Daniel: So that is a never-ending job. But if it’s technique that we’re talking about in the sense of being able to sing and not damage your voice, then some people don’t need it. Some people just sing, sing, sing.

Working on PopIdol

Daniel: I have some people right now, they don’t know anything about anything about voice. They’ve just sung. When I say they’re not in pitch, they ask me what’s pitch? And they’re in the top ten in this programme! So they can sing, but they cannot sing correctly from a technical point of view, but that doesn’t matter, because, so far, they are able to sing what they want to do in the amount they want to. So we’ll see about it in the long run. You never know. In the long run everyone sooner or later comes to the conclusion “I need something. I need to be more knowledgeable about my voice and my technique.”

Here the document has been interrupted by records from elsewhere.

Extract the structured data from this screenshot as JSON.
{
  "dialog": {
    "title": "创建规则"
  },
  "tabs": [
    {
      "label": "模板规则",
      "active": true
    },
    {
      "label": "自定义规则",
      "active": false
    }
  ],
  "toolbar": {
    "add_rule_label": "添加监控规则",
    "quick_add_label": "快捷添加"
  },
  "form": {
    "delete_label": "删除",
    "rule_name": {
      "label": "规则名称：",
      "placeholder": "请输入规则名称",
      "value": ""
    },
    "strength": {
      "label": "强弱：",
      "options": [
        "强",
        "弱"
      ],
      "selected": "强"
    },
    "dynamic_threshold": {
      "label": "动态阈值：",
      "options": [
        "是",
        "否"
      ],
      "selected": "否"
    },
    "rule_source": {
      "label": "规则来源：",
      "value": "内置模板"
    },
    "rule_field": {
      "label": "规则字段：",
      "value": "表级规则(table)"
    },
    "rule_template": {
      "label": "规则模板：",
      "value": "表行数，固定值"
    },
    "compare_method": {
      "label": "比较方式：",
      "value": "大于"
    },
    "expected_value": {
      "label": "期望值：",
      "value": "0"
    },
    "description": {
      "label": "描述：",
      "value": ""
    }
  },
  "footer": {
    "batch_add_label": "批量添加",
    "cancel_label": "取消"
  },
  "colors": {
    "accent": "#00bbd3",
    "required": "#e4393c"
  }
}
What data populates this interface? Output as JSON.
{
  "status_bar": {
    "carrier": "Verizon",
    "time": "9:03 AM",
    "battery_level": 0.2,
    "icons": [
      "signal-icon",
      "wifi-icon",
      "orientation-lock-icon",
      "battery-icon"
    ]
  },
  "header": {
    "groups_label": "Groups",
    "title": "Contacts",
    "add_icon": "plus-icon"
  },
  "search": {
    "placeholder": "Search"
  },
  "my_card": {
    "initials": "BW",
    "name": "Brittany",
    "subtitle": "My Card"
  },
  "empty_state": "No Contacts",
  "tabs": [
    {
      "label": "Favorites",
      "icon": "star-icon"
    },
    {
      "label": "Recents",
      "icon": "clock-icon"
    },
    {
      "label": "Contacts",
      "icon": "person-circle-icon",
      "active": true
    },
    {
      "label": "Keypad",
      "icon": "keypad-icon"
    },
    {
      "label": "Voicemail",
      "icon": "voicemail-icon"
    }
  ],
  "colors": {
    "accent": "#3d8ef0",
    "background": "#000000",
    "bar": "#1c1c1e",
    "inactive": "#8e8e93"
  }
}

Gillyanne: So you’re talking now about the tv show. Is it sort of like XFactor, Pop Idol, that sort of thing?

Daniel: It is Pop Idol in Sweden. I think with XFactor the only place to do it is the UK isn’t it?

Gillyanne: And what’s your experience been? Obviously you’ve talked about this particular group. What’s it like having to do that every week.

Daniel: Every week, three days a week. It’s fun because you can see all the results at once. I meet them Wednesday and we go through the song for 40 minutes, then I see them Thursday on stage with cameras and everything, you know, 20 minutes, and then I have choreography and camera – where the cameras are and stuff like that. And then we vocalise, we warm up and cool down, and on Friday it’s the same thing, and then we have a rehearsal, and then it’s live. In Sweden this is one of the top 5 of the biggest programmes, 1.3million I think.

Gillyanne: Wow, congratulations!

Daniel: That’s a lot in Sweden, we’re a small country. So the thing is then you can see the results from Wednesday in a live performance on tv on Friday and you’re like, how much could they take in of what I told them? And that’s not a lot!

Gillyanne: No, because they’re under enormous pressure aren’t they, in this kind of show.

Daniel: Enormous. So maybe 20% of what I’ve said. And I say the same thing on Wednesday, Thursday and Friday for 10 times, maybe. And then when the programme starts, 20% is still as we talked about. And 80% is gone! So my goal with this is (and I told them), in the end when you’ve done like 15 tv shows, then maybe we can have 80% that you can remember of what I’ve told you, and 20% that you forget.

Teaching Rock, Pop and Soul

Gillyanne: Interesting. Tell me a little bit about your work as a teacher. I’ve had a little bit of experience of some of your workshops. What’s your approach, is it different from a classical teacher, for example, or are there similarities?

Daniel: I think what we do as pop teachers is more like short-term. You can almost compare to a logopedie – what do you call it, speech and language pathologist. Because people come to me and they expect me to solve their problem or develop their abilities in maybe 3-10 sessions. And then it’s over. And then they come back next time they have a problem or something they want to fix. So I think that the rock/pop/soul teacher is more like a short-term problem solver or coach or what do you want to call it. And the classical music teacher has maybe more of a long-term voice building possibility. Sometimes they follow the students from 12 to 22, being a part of the family. And it’s every week. But in our world, it’s more like “can you fix me?”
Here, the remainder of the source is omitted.